Le choix fait par Sophie Képès de la technique qu’elle appelle elle-même « litt’frag » – qui consiste à découper et juxtaposer des fragments littéraires qui se mêlent et s’organisent selon le principe du kaléidoscope – confère une souplesse à un discours qui naît à la croisée de la confession, du commentaire critique appliqué, de la narration (auto)fictionnelle et de l’essai.
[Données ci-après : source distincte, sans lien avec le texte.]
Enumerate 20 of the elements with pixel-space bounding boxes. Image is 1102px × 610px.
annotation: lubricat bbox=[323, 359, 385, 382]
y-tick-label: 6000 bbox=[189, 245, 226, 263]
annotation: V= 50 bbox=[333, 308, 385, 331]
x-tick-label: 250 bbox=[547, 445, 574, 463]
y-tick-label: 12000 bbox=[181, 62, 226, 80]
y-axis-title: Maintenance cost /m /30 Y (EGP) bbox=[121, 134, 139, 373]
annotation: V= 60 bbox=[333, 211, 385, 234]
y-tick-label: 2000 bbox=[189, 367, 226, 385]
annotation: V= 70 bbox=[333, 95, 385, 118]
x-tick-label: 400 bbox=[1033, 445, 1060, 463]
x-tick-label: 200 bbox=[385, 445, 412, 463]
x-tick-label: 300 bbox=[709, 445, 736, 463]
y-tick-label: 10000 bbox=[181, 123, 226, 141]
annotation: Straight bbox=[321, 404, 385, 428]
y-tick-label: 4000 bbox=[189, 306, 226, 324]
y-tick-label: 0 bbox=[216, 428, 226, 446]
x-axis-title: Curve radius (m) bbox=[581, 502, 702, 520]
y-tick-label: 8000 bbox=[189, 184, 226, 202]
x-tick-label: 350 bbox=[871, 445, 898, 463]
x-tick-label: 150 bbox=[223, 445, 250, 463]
Pour une auteure qui, à la suite de Nabokov, considère l’imagination comme une forme de mémoire et de suspension du temps, mais aussi comme un ingrédient nécessaire, destiné à contrecarrer la tentation de l’autocensure – qui dans ce cas n’est pas déterminée par la politique, mais dont les mobiles sont à rechercher dans l’intimité et les « allégeances imaginaires » invoquées par Virginia Woolf –, la seule formule stylistique adaptée au thème énoncé dès le titre est cette écriture libérée des contraintes du discours académique rigide, parfaitement articulée à la lisière de l’autobiographie littéraire. Désappartenir n’est pas seulement un livre qui révèle les ressorts profonds de sa propre œuvre fictionnelle, mais aussi, dans une égale mesure, une incursion fascinée et fascinante dans la littérature de certains des écrivains les plus connus au monde. C’est aussi une façon de compenser l’absence de la famille biologique et de l’affection parentale en s’inventant une famille littéraire qui regroupe tous les auteurs qu’aime Sophie Képès, redécouvrant ainsi un sentiment d’appartenance qui naît en même temps que celui de la désaffiliation.
Mai 2025
Carmen Mușat est professeure à la Faculté des Lettres de l’Université de Bucarest, critique littéraire, rédactrice en chef de la revue Observator cultural, directrice de la collection « Culture des idées » chez Tracus Arte éditions.